On Friday, the Shanghai Composite closed up 1.98 percent after trading down as much as 1.89 percent and up as much as 3.32 percent shortly after the market open. The Shenzhen Composite finished 1 percent higher, while CSI 300 index ticked up 2.04 percent. All three indexes see-sawed wildly from positive to negative in the first 30 minutes after trade started. Hong Kong's Hang Seng Index closed 0.59 percent higher.
China's regulatory body, the China Securities Regulatory Commission (CSRC), on Thursday suspended the recently implemented circuit breakers, a regulatory tool designed to limit how far stocks can fall after the market shut down for a second time this week. The first shut down was triggered on Monday after the CSI300 index fell more than 7 percent.

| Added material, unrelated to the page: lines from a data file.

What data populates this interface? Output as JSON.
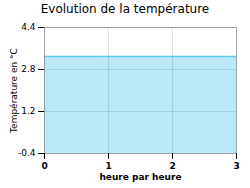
{
  "chart_data": {
    "type": "area",
    "title": "Evolution de la température",
    "xlabel": "heure par heure",
    "ylabel": "Température en °C",
    "x": [
      0,
      3
    ],
    "values": [
      3.3,
      3.3
    ],
    "color": "#66ccee",
    "xlim": [
      0,
      3
    ],
    "ylim": [
      -0.4,
      4.4
    ],
    "xticks": [
      0,
      1,
      2,
      3
    ],
    "yticks": [
      -0.4,
      1.2,
      2.8,
      4.4
    ],
    "grid": true
  }
}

Mizuho said on a Friday note that it had expected the market was due a reflexive rebound as stretched positions were reversed. But it added that Chinese markets are not yet out of the woods.
"The greater uncertainty is how this week's episode has damaged investor sentiment, and thus capital outflow pressures might linger on," Mizuho said.
The weakening of the yuan has also weighed on the market. Before trading began, the People's Bank of China (PBOC) set its yuan mid-point at 6.5636 against the dollar, indicating the Chinese currency would trade slightly stronger, after Thursday's fixing guided the yuan lower at its fastest pace since August's devaluation. On Thursday, the dollar was fetching 6.5926 yuan at the close of trade.
"Market volatility this week suggests that nobody really knows what the policy is right now. Or if the government itself knows or is capable of implementing the policy even if there is one," DBS said in a currency note Friday. "The market's message was loud and clear that more clarity and less flip-flopping is needed going forward."